Man stelle sich vor, dass ein Fußballspiel ein paar Minuten vor Ende der zweiten Halbzeit abgebrochen würde: "So, jetzt haben wir das vorläufige Ergebnis. Aber den wirklichen Ausgang werden wir erst kennen, wenn morgen die restlichen Minuten gespielt sein werden. Für heute ist jetzt mal Schluss." Niemand würde das Sportfreunden zumuten. Den Politikinteressierten steht genau das am Sonntag bevor, wenn das vorläufige Ergebnis der Bundespräsidentenwahl bekanntgegeben wird: "Das ist der Auszählungsstand vom Sonntag. Bitte haben Sie Verständnis, dass wir den wirklichen Ausgang der Wahl erst morgen kennen, wenn wir die restlichen Stimmen zählen werden. Für heute ist jetzt mal Schluss."

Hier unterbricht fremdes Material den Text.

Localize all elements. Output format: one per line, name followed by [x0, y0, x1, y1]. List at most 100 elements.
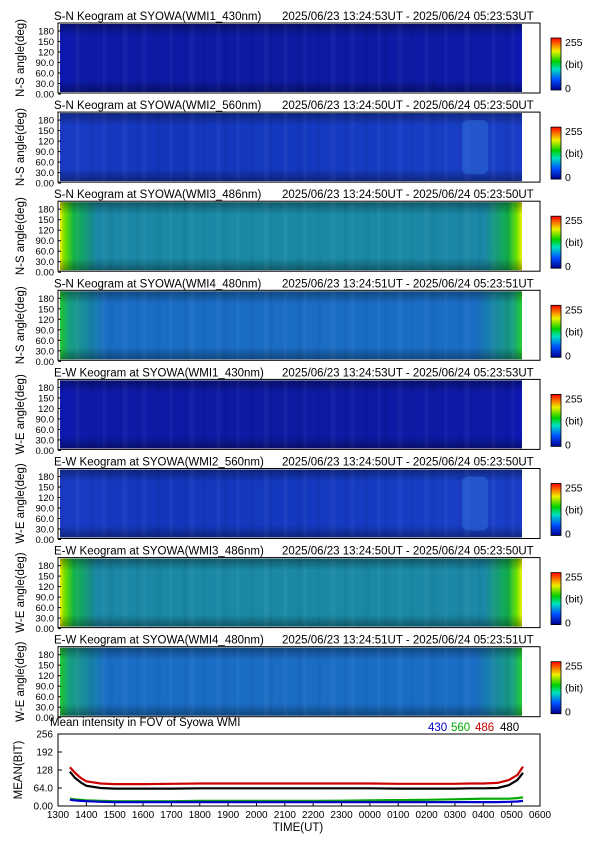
keogram-shading — [60, 202, 522, 271]
keogram-streak — [156, 470, 161, 538]
keogram-streak — [344, 291, 347, 359]
keogram-streak — [109, 559, 113, 627]
keogram-streak — [478, 559, 481, 627]
colorbar-max-label: 255 — [565, 483, 583, 495]
keogram-streak — [123, 470, 128, 538]
keogram-streak — [223, 291, 228, 359]
keogram-streak — [297, 648, 302, 716]
keogram-streak — [492, 470, 496, 538]
y-tick-label: 150 — [38, 126, 54, 137]
keogram-streak — [431, 470, 436, 538]
keogram-streak — [284, 559, 288, 627]
x-tick-label: 0000 — [359, 810, 382, 821]
keogram-streak — [317, 648, 321, 716]
keogram-streak — [237, 202, 240, 270]
keogram-streak — [458, 559, 462, 627]
keogram-streak — [431, 559, 436, 627]
keogram-streak — [156, 291, 161, 359]
colorbar — [550, 37, 562, 91]
keogram-streak — [264, 470, 269, 538]
colorbar-unit-label: (bit) — [565, 148, 583, 160]
x-tick-label: 1700 — [160, 810, 183, 821]
panel-time-range: 2025/06/23 13:24:51UT - 2025/06/24 05:23… — [282, 635, 534, 647]
keogram-streak — [505, 113, 510, 181]
keogram-streak — [250, 113, 254, 181]
keogram-streak — [384, 113, 388, 181]
x-tick-label: 0500 — [501, 810, 524, 821]
keogram-streak — [458, 113, 462, 181]
keogram-shading — [60, 380, 522, 449]
keogram-streak — [136, 202, 139, 270]
keogram-panel-ew-wmi1: E-W Keogram at SYOWA(WMI1_430nm) 2025/06/… — [15, 367, 583, 457]
keogram-streak — [425, 113, 429, 181]
keogram-streak — [492, 291, 496, 359]
keogram-streak — [203, 470, 206, 538]
keogram-streak — [89, 202, 94, 270]
keogram-shading — [60, 291, 522, 360]
keogram-streak — [156, 202, 161, 270]
keogram-shading — [60, 558, 522, 627]
keogram-streak — [364, 559, 369, 627]
keogram-streak — [156, 380, 161, 448]
keogram-streak — [170, 291, 173, 359]
keogram-streak — [458, 24, 462, 92]
keogram-streak — [492, 380, 496, 448]
y-tick-label: 180 — [38, 27, 54, 38]
y-tick-label: 128 — [36, 766, 53, 777]
y-tick-label: 180 — [38, 383, 54, 394]
y-tick-label: 60.0 — [36, 425, 55, 436]
keogram-streak — [317, 202, 321, 270]
keogram-streak — [364, 470, 369, 538]
keogram-streak — [264, 202, 269, 270]
keogram-streak — [203, 559, 206, 627]
keogram-streak — [217, 113, 221, 181]
colorbar-max-label: 255 — [565, 661, 583, 673]
keogram-panel-sn-wmi4: S-N Keogram at SYOWA(WMI4_480nm) 2025/06/… — [15, 278, 583, 368]
panel-time-range: 2025/06/23 13:24:50UT - 2025/06/24 05:23… — [282, 457, 534, 469]
keogram-streak — [62, 113, 65, 181]
keogram-streak — [136, 24, 139, 92]
panel-ylabel: W-E angle(deg) — [15, 463, 27, 543]
keogram-streak — [143, 291, 147, 359]
keogram-streak — [304, 380, 307, 448]
keogram-streak — [217, 380, 221, 448]
keogram-streak — [304, 470, 307, 538]
keogram-streak — [183, 470, 187, 538]
keogram-streak — [270, 291, 273, 359]
keogram-streak — [223, 648, 228, 716]
keogram-streak — [76, 470, 80, 538]
keogram-streak — [250, 559, 254, 627]
colorbar-min-label: 0 — [565, 261, 571, 273]
keogram-streak — [123, 202, 128, 270]
y-tick-label: 120 — [38, 671, 54, 682]
keogram-streak — [445, 380, 448, 448]
y-tick-label: 60.0 — [36, 336, 55, 347]
keogram-streak — [284, 291, 288, 359]
keogram-streak — [76, 559, 80, 627]
y-tick-label: 150 — [38, 393, 54, 404]
panel-ylabel: W-E angle(deg) — [15, 641, 27, 721]
y-tick-label: 120 — [38, 582, 54, 593]
keogram-streak — [250, 648, 254, 716]
keogram-shading — [60, 469, 522, 538]
keogram-streak — [156, 648, 161, 716]
keogram-streak — [304, 113, 307, 181]
keogram-streak — [237, 559, 240, 627]
keogram-streak — [505, 648, 510, 716]
keogram-streak — [156, 113, 161, 181]
keogram-streak — [250, 202, 254, 270]
x-tick-label: 0200 — [415, 810, 438, 821]
y-tick-label: 30.0 — [36, 79, 55, 90]
keogram-streak — [62, 24, 65, 92]
keogram-streak — [512, 559, 515, 627]
keogram-streak — [378, 24, 381, 92]
keogram-streak — [62, 202, 65, 270]
x-tick-label: 0100 — [387, 810, 410, 821]
keogram-streak — [378, 470, 381, 538]
y-tick-label: 60.0 — [36, 69, 55, 80]
keogram-streak — [492, 113, 496, 181]
keogram-streak — [190, 648, 195, 716]
keogram-streak — [445, 291, 448, 359]
keogram-streak — [203, 202, 206, 270]
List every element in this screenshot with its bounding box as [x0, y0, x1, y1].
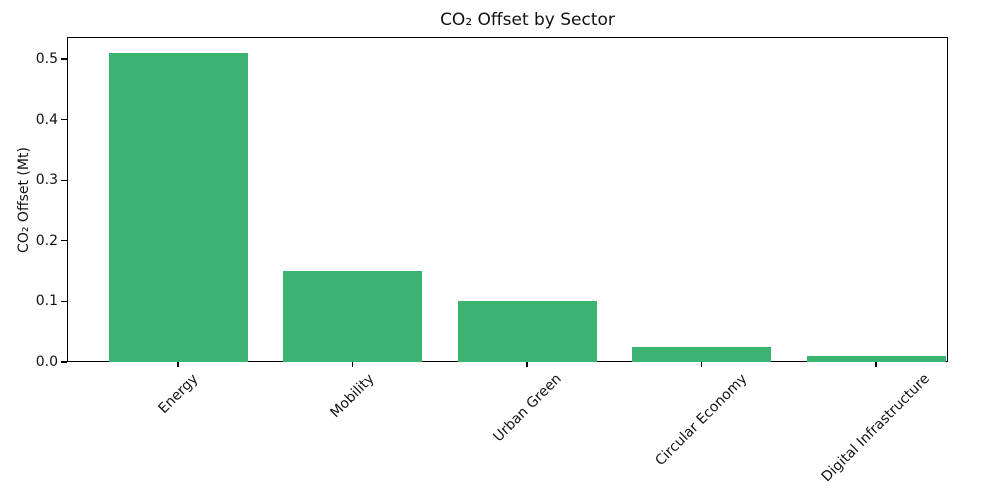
x-tick-label-energy: Energy	[155, 370, 201, 417]
y-tick-mark-0.4	[61, 119, 67, 121]
x-tick-label-digital-infrastructure: Digital Infrastructure	[818, 370, 933, 486]
y-tick-mark-0.0	[61, 361, 67, 363]
y-tick-label-0.3: 0.3	[35, 172, 58, 189]
x-tick-mark-urban-green	[526, 362, 528, 367]
y-tick-mark-0.3	[61, 179, 67, 181]
x-tick-label-mobility: Mobility	[327, 370, 378, 421]
y-tick-mark-0.5	[61, 58, 67, 60]
y-tick-mark-0.1	[61, 300, 67, 303]
bar-circular-economy	[632, 346, 771, 362]
y-tick-label-0.0: 0.0	[35, 354, 58, 370]
y-tick-mark-0.2	[61, 240, 67, 242]
x-tick-mark-mobility	[351, 362, 354, 367]
x-tick-label-circular-economy: Circular Economy	[652, 370, 751, 469]
x-tick-mark-digital-infrastructure	[875, 362, 877, 367]
bar-urban-green	[457, 301, 597, 362]
y-tick-label-0.2: 0.2	[35, 232, 58, 249]
bar-energy	[108, 53, 248, 362]
x-tick-label-urban-green: Urban Green	[489, 370, 565, 446]
bar-digital-infrastructure	[806, 355, 946, 362]
y-tick-label-0.1: 0.1	[35, 293, 58, 310]
chart-title: CO₂ Offset by Sector	[440, 10, 615, 30]
y-tick-label-0.4: 0.4	[35, 111, 58, 128]
x-tick-mark-circular-economy	[700, 362, 703, 367]
y-tick-label-0.5: 0.5	[35, 51, 58, 68]
x-tick-mark-energy	[177, 362, 179, 367]
bar-mobility	[283, 271, 422, 362]
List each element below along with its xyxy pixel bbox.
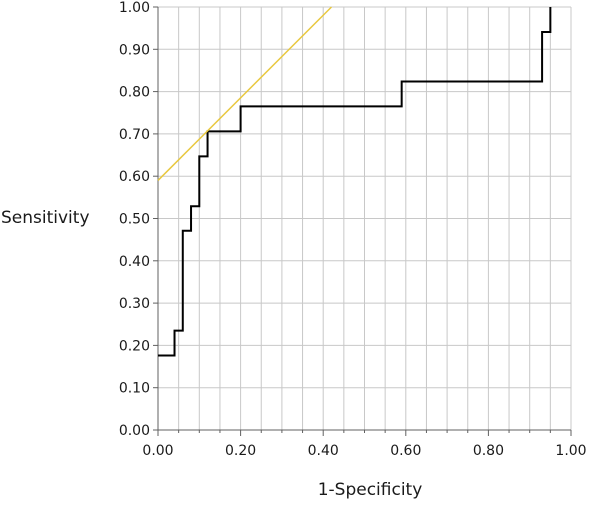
y-tick-label: 0.20: [119, 338, 150, 354]
x-tick-labels: 0.00 0.20 0.40 0.60 0.80 1.00: [142, 443, 586, 459]
y-tick-label: 0.70: [119, 127, 150, 143]
x-tick-label: 0.00: [142, 443, 173, 459]
x-tick-label: 1.00: [555, 443, 586, 459]
y-tick-labels: 0.00 0.10 0.20 0.30 0.40 0.50 0.60 0.70 0.80 0.90…: [119, 0, 150, 439]
reference-line: [157, 6, 332, 181]
y-tick-label: 0.00: [119, 423, 150, 439]
roc-curve-line: [158, 7, 552, 357]
y-tick-label: 1.00: [119, 0, 150, 16]
y-tick-label: 0.60: [119, 169, 150, 185]
grid: [157, 6, 572, 431]
y-axis-title: Sensitivity: [1, 208, 90, 228]
plot-frame: [153, 6, 572, 436]
x-tick-label: 0.40: [308, 443, 339, 459]
y-tick-label: 0.90: [119, 42, 150, 58]
x-tick-label: 0.20: [225, 443, 256, 459]
series-layer: [157, 6, 552, 357]
y-tick-label: 0.30: [119, 296, 150, 312]
x-tick-label: 0.60: [390, 443, 421, 459]
x-tick-label: 0.80: [473, 443, 504, 459]
y-tick-label: 0.50: [119, 212, 150, 228]
y-tick-label: 0.10: [119, 381, 150, 397]
y-tick-label: 0.40: [119, 254, 150, 270]
x-axis-title: 1-Specificity: [318, 480, 423, 500]
y-tick-label: 0.80: [119, 85, 150, 101]
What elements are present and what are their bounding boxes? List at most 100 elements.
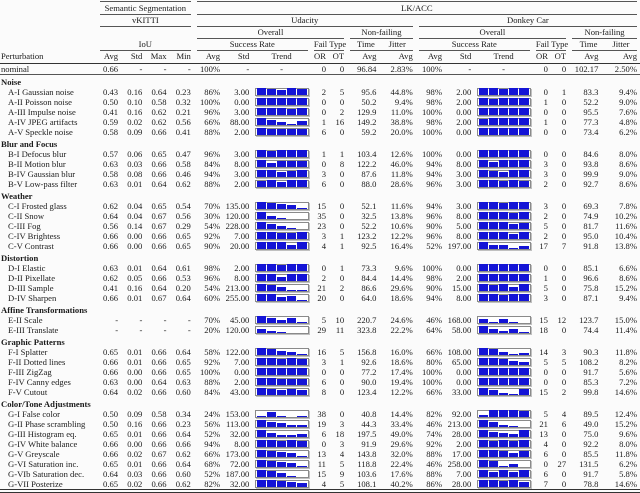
perturbation-label: A-III Impulse noise [8, 107, 76, 117]
trend-sparkline [254, 128, 309, 136]
donkey-success-rate: 2.00 [456, 87, 472, 97]
trend-sparkline [476, 202, 531, 210]
perturbation-label: nominal [0, 63, 97, 75]
udacity-non-failing: 77.2 [361, 367, 377, 377]
iou-value: 0.09 [127, 127, 143, 137]
trend-bar [498, 410, 509, 417]
udacity-success-rate: 153.00 [225, 409, 250, 419]
iou-value: 0.14 [127, 221, 143, 231]
trend-bar [478, 480, 488, 487]
trend-bar [287, 389, 297, 395]
trend-bar [488, 368, 498, 375]
col-u-sr-std: Std [223, 51, 253, 64]
iou-value: 0.64 [151, 87, 167, 97]
donkey-success-rate: 98% [426, 87, 443, 97]
trend-bar [478, 319, 488, 323]
table-row: A-II Poisson noise 0.50 0.10 0.58 0.32 100% 0.… [0, 97, 640, 107]
perturbation-label: G-IV White balance [8, 439, 78, 449]
trend-bar [276, 287, 287, 291]
trend-bar [509, 234, 519, 239]
udacity-success-rate: 84% [204, 387, 221, 397]
donkey-success-rate: 8.00 [456, 231, 472, 241]
udacity-fail-type: 15 [317, 201, 326, 211]
donkey-non-failing: 8.0% [619, 439, 637, 449]
iou-value: 0.29 [175, 221, 191, 231]
udacity-non-failing: 29.6% [390, 439, 413, 449]
udacity-success-rate: 60% [204, 293, 221, 303]
udacity-success-rate: 45.00 [229, 315, 250, 325]
trend-bar [509, 361, 519, 365]
trend-bar [478, 440, 488, 447]
iou-value: 0.46 [175, 169, 191, 179]
trend-sparkline [254, 202, 309, 210]
trend-bar [266, 203, 276, 209]
trend-sparkline-cell [474, 293, 533, 303]
udacity-non-failing: 11.8% [390, 169, 413, 179]
trend-bar [498, 203, 509, 209]
udacity-fail-type: 0 [339, 169, 345, 179]
udacity-fail-type: 0 [321, 97, 326, 107]
trend-bar [488, 232, 498, 239]
donkey-non-failing: 7.6% [619, 107, 637, 117]
trend-bar [297, 441, 307, 447]
iou-value: 0.58 [151, 97, 167, 107]
donkey-success-rate: 0.00 [456, 107, 472, 117]
udacity-success-rate: 72.00 [229, 459, 250, 469]
perturbation-label: E-II Scale [8, 315, 43, 325]
trend-bar [478, 264, 488, 271]
section-title: Color/Tone Adjustments [1, 399, 91, 409]
donkey-fail-type: 2 [543, 211, 548, 221]
table-row: B-II Motion blur 0.63 0.03 0.66 0.58 84% 8.00 0… [0, 159, 640, 169]
trend-bar [488, 329, 498, 333]
trend-bar [297, 274, 307, 281]
iou-value: 0.02 [127, 449, 143, 459]
donkey-fail-type: 5 [543, 283, 548, 293]
col-u-ot: OT [328, 51, 348, 64]
udacity-fail-type: 0 [321, 159, 326, 169]
donkey-non-failing: 8.6% [619, 159, 637, 169]
iou-value: 0.62 [151, 107, 167, 117]
donkey-fail-type: 0 [543, 107, 548, 117]
trend-bar [276, 435, 287, 437]
donkey-fail-type: 3 [543, 201, 548, 211]
trend-sparkline-cell [474, 221, 533, 231]
trend-bar [488, 294, 498, 301]
trend-bar [266, 318, 276, 323]
donkey-success-rate: 88% [426, 469, 443, 479]
donkey-fail-type: 0 [561, 211, 567, 221]
donkey-fail-type: 0 [543, 127, 548, 137]
table-row: B-IV Gaussian blur 0.58 0.08 0.66 0.46 94% 3.0… [0, 169, 640, 179]
trend-sparkline-cell [252, 367, 311, 377]
donkey-fail-type: 0 [561, 221, 567, 231]
trend-sparkline [476, 242, 531, 250]
trend-bar [287, 440, 297, 447]
table-row: A-III Impulse noise 0.41 0.16 0.62 0.21 96% 3.… [0, 107, 640, 117]
trend-bar [488, 202, 498, 209]
iou-value: 0.58 [103, 169, 119, 179]
donkey-success-rate: 46% [426, 315, 443, 325]
udacity-success-rate: 213.00 [225, 283, 250, 293]
udacity-non-failing: 122.2 [357, 159, 377, 169]
iou-value: 0.01 [127, 347, 143, 357]
donkey-non-failing: 52.2 [583, 97, 599, 107]
trend-bar [509, 378, 519, 385]
udacity-success-rate: 8.00 [234, 439, 250, 449]
iou-value: 0.41 [103, 283, 119, 293]
udacity-success-rate: 3.00 [234, 149, 250, 159]
iou-value: 0.16 [127, 107, 143, 117]
section-header-row: Color/Tone Adjustments [0, 397, 640, 409]
trend-sparkline [476, 388, 531, 396]
col-d-sr-std: Std [445, 51, 475, 64]
trend-bar [297, 98, 307, 105]
iou-value: 0.64 [151, 283, 167, 293]
table-row: G-VI Saturation inc. 0.65 0.01 0.66 0.64 68% 7… [0, 459, 640, 469]
iou-value: 0.21 [175, 107, 191, 117]
trend-bar [498, 359, 509, 365]
trend-sparkline [254, 98, 309, 106]
trend-sparkline-cell [252, 211, 311, 221]
iou-value: - [187, 315, 191, 325]
udacity-non-failing: 22.2% [390, 325, 413, 335]
trend-sparkline [254, 180, 309, 188]
trend-bar [509, 294, 519, 301]
donkey-success-rate: 82% [426, 409, 443, 419]
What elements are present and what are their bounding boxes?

Wenn die Schätzung stimmt, dass etwa eine halbe Million Wahlkarten ausgegeben werden, dann wird etwa jede zehnte abgegebene Stimme erst am Montag gezählt werden. Wenn die ersten drei Bewerber etwa gleich gut beim Wahlvolk angekommen sind, dann wird man tatsächlich erst am Montag wissen können, wer in der zweiten Runde der Wahl ein Fixstarter ist. Das wird noch spannend. Man kann dies der unergründlichen Weisheit des Gesetzgebers zurechnen, der eben einen zusätzlichen Kick wollte.
Dabei ginge es viel einfacher: Gezählt wird jede Stimme sofort bei Wahlschluss – vorausgesetzt, sie ist bis dahin persönlich oder per Post im Wahlsprengel eingelangt. So funktioniert das übrigens in Deutschland recht gut. (Conrad Seidl, 20.4.2016)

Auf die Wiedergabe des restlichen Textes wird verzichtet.